We’re probably still some decades away from seeing this in use to treat human hearing loss. But it’s going to be interesting seeing how these studies progress.
This gerbil study is just one example of the way that hearing science is fast advancing. Researchers are constantly exploring new ways to improve hearing in those with hearing loss.
Today, with cochlear implants, they use electricity to stimulate the nerve cells, simulating sounds. This mild electric current then travels to the brain. If the thought of electrifying your brain seems a little scary, know that your brain naturally transmits sound through electrical currents generated by your own body.
But cochlear implants have their drawbacks. Those who’ve had them implanted can’t hear the nuances in music that can make a melody so sweet.
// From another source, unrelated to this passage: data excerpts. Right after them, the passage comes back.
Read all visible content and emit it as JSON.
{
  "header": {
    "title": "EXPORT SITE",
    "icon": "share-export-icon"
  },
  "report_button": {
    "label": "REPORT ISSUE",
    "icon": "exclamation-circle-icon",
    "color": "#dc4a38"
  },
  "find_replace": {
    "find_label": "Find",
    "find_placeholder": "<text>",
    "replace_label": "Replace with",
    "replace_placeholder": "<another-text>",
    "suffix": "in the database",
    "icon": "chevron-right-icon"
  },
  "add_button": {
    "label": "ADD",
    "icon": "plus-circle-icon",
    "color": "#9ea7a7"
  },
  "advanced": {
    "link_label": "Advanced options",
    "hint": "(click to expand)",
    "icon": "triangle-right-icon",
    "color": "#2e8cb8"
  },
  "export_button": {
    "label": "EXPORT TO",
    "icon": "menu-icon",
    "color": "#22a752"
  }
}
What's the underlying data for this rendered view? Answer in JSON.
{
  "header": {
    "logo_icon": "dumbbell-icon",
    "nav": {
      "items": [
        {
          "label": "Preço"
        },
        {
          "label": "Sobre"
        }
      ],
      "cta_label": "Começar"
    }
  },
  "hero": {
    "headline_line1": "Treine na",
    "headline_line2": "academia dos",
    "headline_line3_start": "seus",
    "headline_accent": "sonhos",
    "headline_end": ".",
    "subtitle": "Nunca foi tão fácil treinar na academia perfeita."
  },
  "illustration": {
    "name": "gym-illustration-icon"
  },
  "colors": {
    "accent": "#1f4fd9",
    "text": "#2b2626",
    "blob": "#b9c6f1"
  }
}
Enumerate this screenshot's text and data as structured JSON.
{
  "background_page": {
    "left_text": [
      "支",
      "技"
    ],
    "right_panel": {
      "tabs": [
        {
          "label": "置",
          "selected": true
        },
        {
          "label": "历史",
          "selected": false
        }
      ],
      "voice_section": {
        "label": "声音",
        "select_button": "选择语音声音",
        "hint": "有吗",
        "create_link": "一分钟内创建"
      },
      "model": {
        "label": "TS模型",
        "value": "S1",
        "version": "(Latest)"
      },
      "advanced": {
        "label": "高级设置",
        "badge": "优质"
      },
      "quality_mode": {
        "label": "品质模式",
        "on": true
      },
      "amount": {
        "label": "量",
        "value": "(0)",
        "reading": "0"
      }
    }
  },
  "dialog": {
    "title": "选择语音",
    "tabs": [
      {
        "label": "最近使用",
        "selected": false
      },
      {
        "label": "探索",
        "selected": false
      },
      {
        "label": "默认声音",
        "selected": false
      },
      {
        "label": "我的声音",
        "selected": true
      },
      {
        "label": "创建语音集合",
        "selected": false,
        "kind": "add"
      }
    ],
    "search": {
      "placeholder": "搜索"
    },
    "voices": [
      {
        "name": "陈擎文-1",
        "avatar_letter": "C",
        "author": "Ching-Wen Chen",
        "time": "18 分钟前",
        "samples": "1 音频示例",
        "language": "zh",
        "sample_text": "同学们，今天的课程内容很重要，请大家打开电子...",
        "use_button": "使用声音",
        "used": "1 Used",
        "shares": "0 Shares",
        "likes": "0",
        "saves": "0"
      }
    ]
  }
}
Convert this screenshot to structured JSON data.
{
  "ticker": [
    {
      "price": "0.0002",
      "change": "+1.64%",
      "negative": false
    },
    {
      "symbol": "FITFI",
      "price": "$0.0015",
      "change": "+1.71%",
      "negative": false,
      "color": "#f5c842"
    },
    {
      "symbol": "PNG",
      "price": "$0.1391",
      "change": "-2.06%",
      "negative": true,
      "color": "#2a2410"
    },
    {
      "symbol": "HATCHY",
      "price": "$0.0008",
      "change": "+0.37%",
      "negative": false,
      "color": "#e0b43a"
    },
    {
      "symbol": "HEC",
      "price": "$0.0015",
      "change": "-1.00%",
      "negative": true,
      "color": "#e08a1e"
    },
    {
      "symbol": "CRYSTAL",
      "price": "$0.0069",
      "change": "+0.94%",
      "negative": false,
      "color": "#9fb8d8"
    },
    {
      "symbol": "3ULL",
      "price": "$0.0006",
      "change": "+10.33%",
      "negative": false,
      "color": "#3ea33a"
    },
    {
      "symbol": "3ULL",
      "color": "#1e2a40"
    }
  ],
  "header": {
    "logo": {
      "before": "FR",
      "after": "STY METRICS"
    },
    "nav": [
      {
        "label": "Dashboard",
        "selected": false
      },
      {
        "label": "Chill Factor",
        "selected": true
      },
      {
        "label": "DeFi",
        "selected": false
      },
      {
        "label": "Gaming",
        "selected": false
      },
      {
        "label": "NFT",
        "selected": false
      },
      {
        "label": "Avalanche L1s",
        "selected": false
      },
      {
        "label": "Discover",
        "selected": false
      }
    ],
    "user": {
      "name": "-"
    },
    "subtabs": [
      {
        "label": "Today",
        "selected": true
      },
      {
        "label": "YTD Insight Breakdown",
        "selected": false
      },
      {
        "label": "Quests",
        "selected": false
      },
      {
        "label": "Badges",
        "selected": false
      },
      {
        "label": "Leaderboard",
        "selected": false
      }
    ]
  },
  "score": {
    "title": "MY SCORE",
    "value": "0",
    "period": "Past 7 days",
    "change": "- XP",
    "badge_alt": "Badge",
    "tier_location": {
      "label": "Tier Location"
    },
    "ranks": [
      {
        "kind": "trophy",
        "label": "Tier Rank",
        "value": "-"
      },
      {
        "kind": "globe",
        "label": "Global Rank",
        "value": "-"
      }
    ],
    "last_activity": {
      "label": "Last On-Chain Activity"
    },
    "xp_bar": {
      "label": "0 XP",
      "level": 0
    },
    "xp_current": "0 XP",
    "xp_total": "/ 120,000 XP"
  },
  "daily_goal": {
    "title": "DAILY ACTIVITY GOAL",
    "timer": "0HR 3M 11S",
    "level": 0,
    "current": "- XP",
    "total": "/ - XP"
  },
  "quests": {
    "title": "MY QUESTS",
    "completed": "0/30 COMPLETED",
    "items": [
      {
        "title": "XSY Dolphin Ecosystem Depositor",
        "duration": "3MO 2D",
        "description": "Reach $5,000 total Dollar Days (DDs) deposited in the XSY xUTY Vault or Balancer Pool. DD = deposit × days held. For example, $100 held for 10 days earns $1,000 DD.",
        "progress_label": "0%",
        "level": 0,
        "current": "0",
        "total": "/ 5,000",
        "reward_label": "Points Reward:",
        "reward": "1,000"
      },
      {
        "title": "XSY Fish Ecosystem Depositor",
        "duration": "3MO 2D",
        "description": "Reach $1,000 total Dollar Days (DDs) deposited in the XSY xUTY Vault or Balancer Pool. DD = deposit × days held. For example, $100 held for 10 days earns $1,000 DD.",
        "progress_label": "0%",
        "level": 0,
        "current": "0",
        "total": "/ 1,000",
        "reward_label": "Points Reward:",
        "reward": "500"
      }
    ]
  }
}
Voices may not sound completely normal as the electrical signals can’t transmit the complexity that is a human voice.
In the way that HD transformed how people watch television, transmitting signals via light may transform cochlear implants, creating a more consistent, natural hearing experience.
Hearing aids today use digital technology to receive sound from the environment. In a split second, it converts this sound into digital data. It can then enhance that to meet the hearing aid wearer’s unique hearing needs.
If a person has trouble hearing certain frequencies, hearing aids can change those frequencies. It can raise the volume to a level that can be clearly heard. It can filter background or other unwanted noise so that you hear more clearly what you want to hear.
Hearing aids can adapt to various setting to optimize hearing in any environment, on the street, restaurant, phone, living room, concert and more.
Hearing aids today can even connect wirelessly to your TV, smartphone or a sound system to bring the sound straight to your ear.
Light technology may further improve how hearing aids process and transmit sounds to your inner ear and brain for a clearer and more natural hearing experience.
This is just one more way that advanced technologies are helping us hear better every day.